Its members often call the Class of 1949 the "transition class."
The first class to enter Harvard after the end of World War II, the Class still spent their college years in its shadow.
They came in three installments, in the summer and fall of 1945 and the spring of 1946, to a campus that still lodged Navy officers in Eliot House. And they left as the Class of '52 filled the Yard with first-years too young to remember the rise of Hitler clearly.
Harvard changed drastically in those four years, and the Class of '49 was right in the middle.
After spending months and even years fighting overseas, the returning veterans were older than typical college students and not looking for the same type of experience.
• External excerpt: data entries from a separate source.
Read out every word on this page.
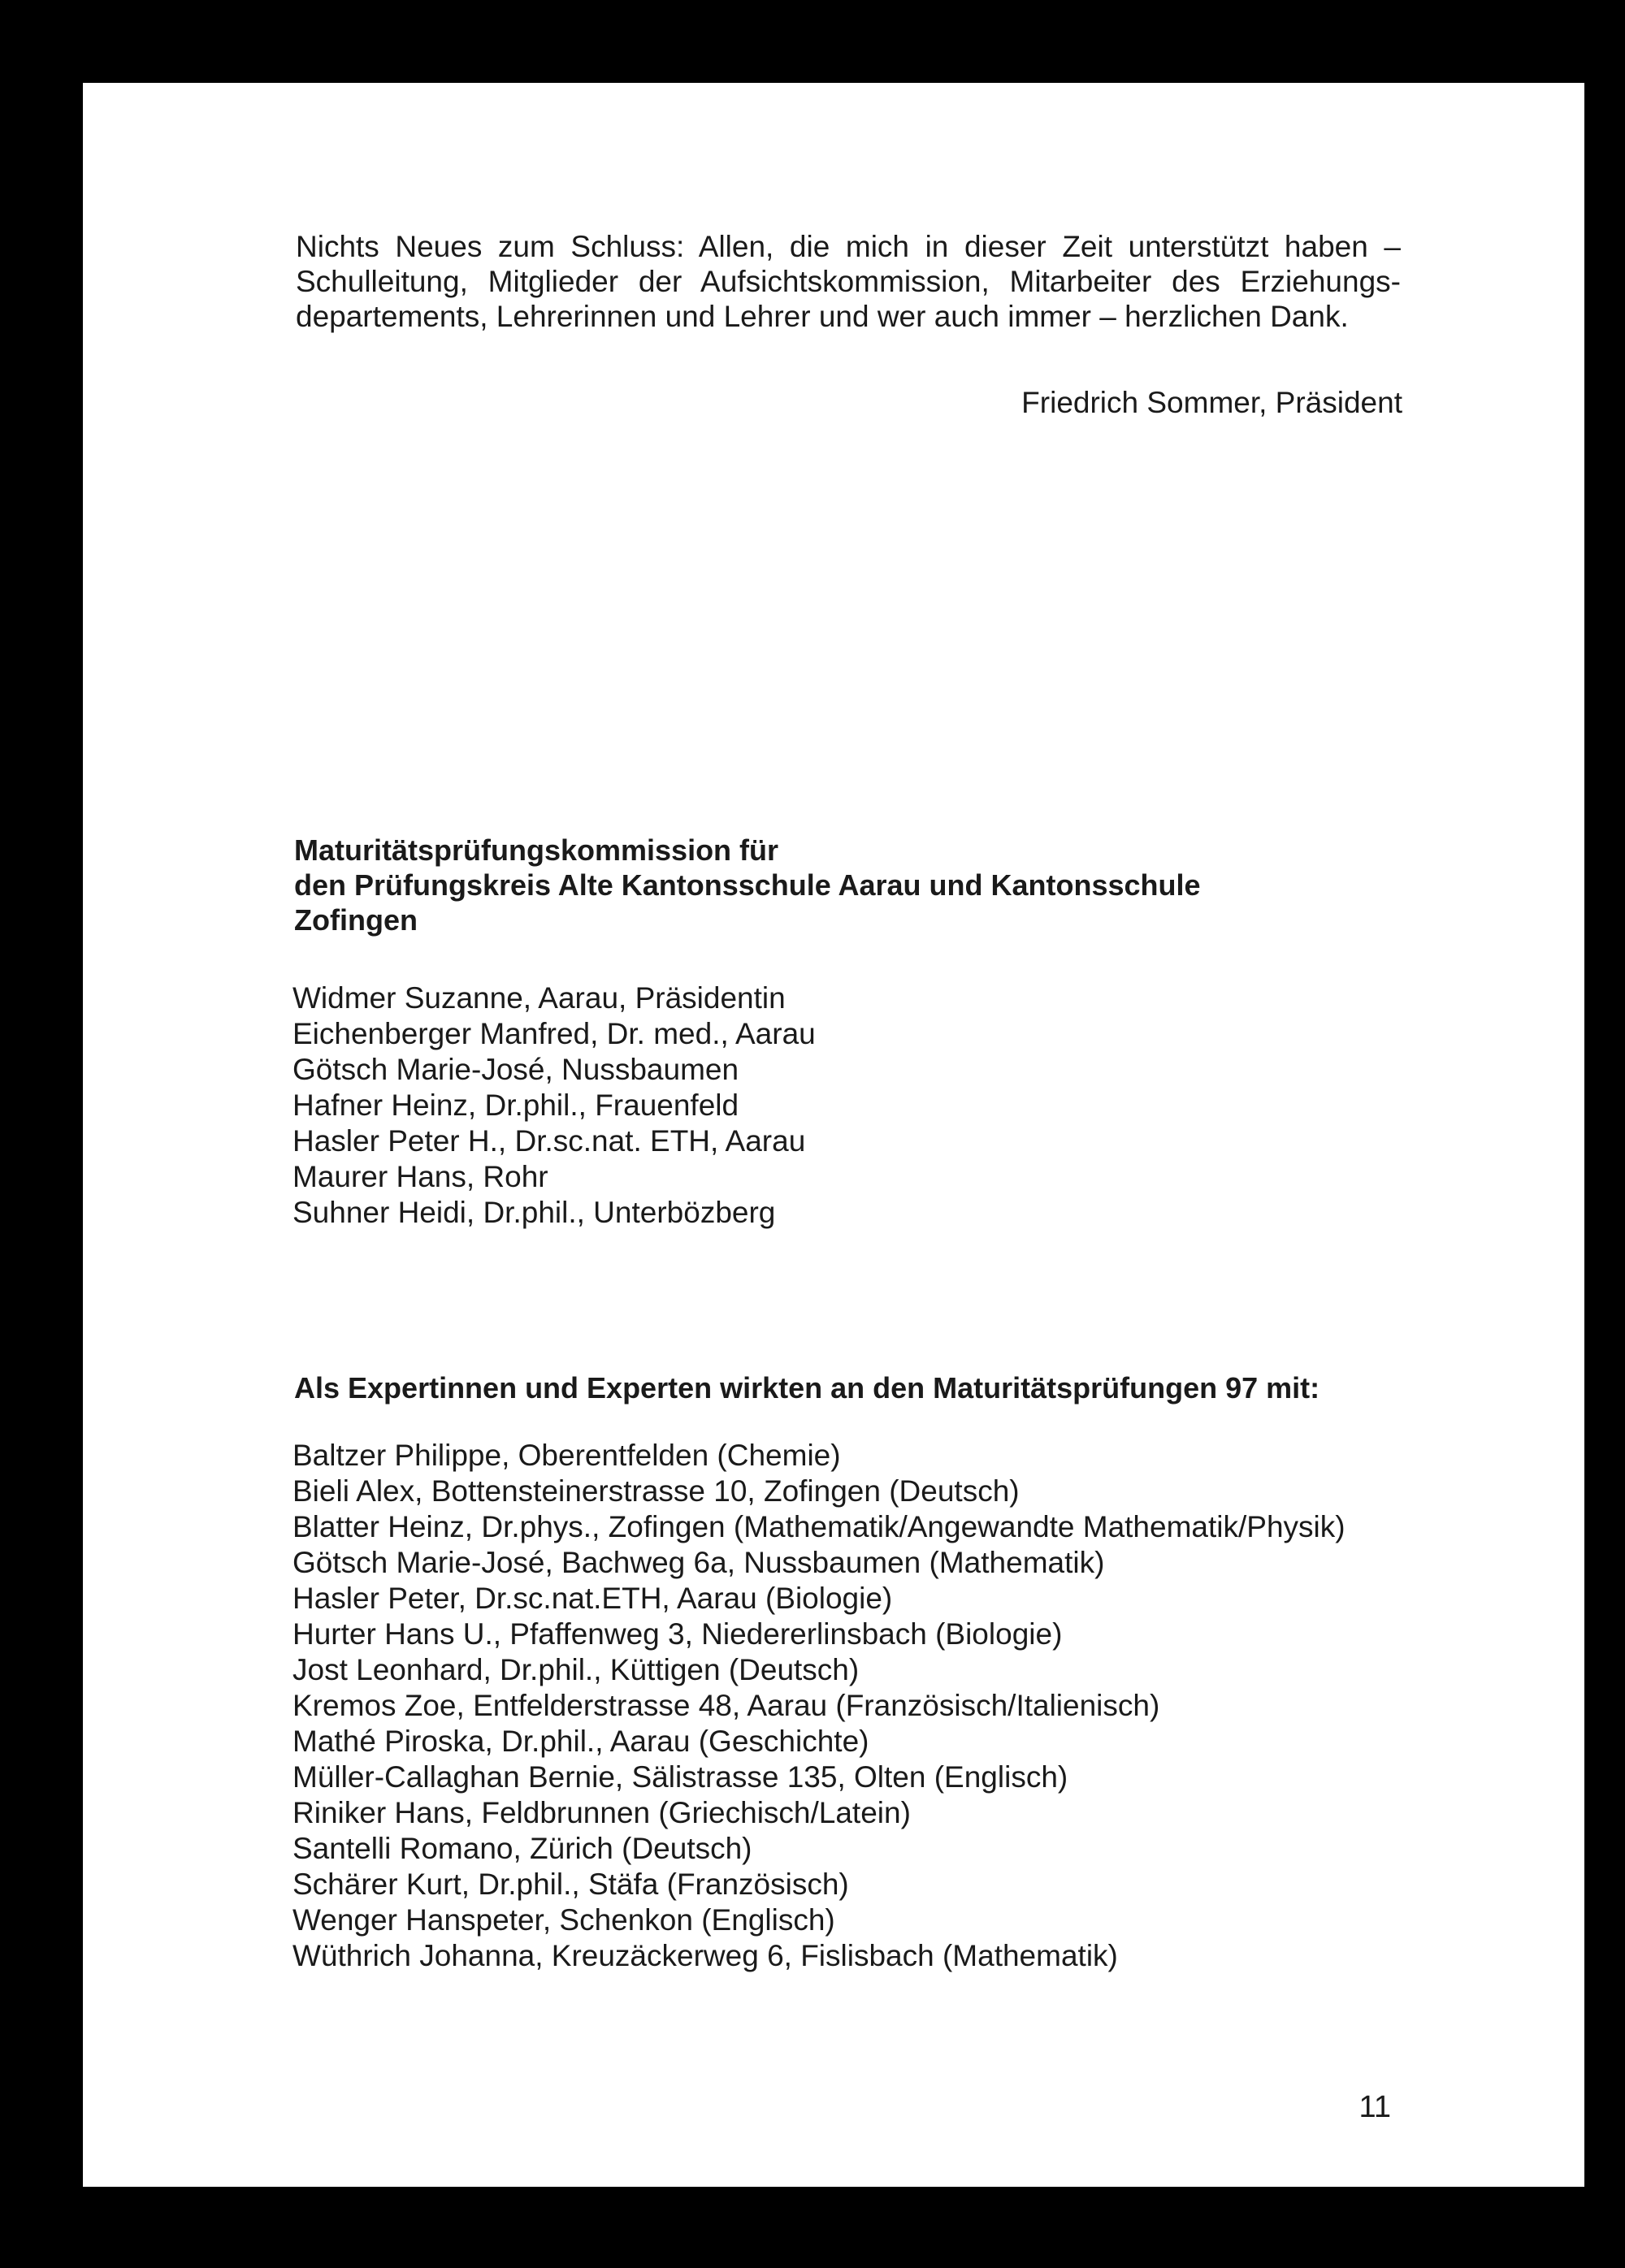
Nichts Neues zum Schluss: Allen, die mich in dieser Zeit unterstützt haben –
Schulleitung, Mitglieder der Aufsichtskommission, Mitarbeiter des Erziehungs-
departements, Lehrerinnen und Lehrer und wer auch immer – herzlichen Dank.
Friedrich Sommer, Präsident
Maturitätsprüfungskommission für
den Prüfungskreis Alte Kantonsschule Aarau und Kantonsschule
Zofingen
Widmer Suzanne, Aarau, Präsidentin
Eichenberger Manfred, Dr. med., Aarau
Götsch Marie-José, Nussbaumen
Hafner Heinz, Dr.phil., Frauenfeld
Hasler Peter H., Dr.sc.nat. ETH, Aarau
Maurer Hans, Rohr
Suhner Heidi, Dr.phil., Unterbözberg
Als Expertinnen und Experten wirkten an den Maturitätsprüfungen 97 mit:
Baltzer Philippe, Oberentfelden (Chemie)
Bieli Alex, Bottensteinerstrasse 10, Zofingen (Deutsch)
Blatter Heinz, Dr.phys., Zofingen (Mathematik/Angewandte Mathematik/Physik)
Götsch Marie-José, Bachweg 6a, Nussbaumen (Mathematik)
Hasler Peter, Dr.sc.nat.ETH, Aarau (Biologie)
Hurter Hans U., Pfaffenweg 3, Niedererlinsbach (Biologie)
Jost Leonhard, Dr.phil., Küttigen (Deutsch)
Kremos Zoe, Entfelderstrasse 48, Aarau (Französisch/Italienisch)
Mathé Piroska, Dr.phil., Aarau (Geschichte)
Müller-Callaghan Bernie, Sälistrasse 135, Olten (Englisch)
Riniker Hans, Feldbrunnen (Griechisch/Latein)
Santelli Romano, Zürich (Deutsch)
Schärer Kurt, Dr.phil., Stäfa (Französisch)
Wenger Hanspeter, Schenkon (Englisch)
Wüthrich Johanna, Kreuzäckerweg 6, Fislisbach (Mathematik)
11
The '49ers were, overall, an exceptionally studious group of young men determined to improve the post-war world and their prospects in it.
Men and Boys
Because the class came to Cambridge after the war ended, it was comprised of both high school graduates too young to have been drafted, and veterans beginning college after their military service.
"I think the most unusual feature of our Class, was really a split group in age," says Thomas Read '49. "I was 16 and around the same age as half the group--the other half were vets coming back from the war."
Memories of a class divided are what stand out in the minds of many younger '49ers today. Going to school with older and worldlier men, they say, made their experience at Harvard unique.
Besides the age differences among the students, there was an unprecedented amount of economic and social diversity in the class.
In the post-war years, the GI bill enabled thousands of veterans to attend Harvard, students who might not have been able to enroll in the country's oldest and most exclusive University during peacetime.
"The GI Bill changed the demographics," says William J. Richard Jr.'49, Harvard's First Class Marshal. "It became more inclusive, it became a national college."
Yet, as the class entered its last year at Harvard, the effects of the GI Bill became less noticeable. Whereas the years before had seen unprecedented peaks in enrollment, 1948 and 1949 saw major drops.
According to the first Crimson issue of the 1948 fall semester, which ran with the headline "College Sees First Enrollment Drop Since War," 200 fewer men enrolled than the previous semester.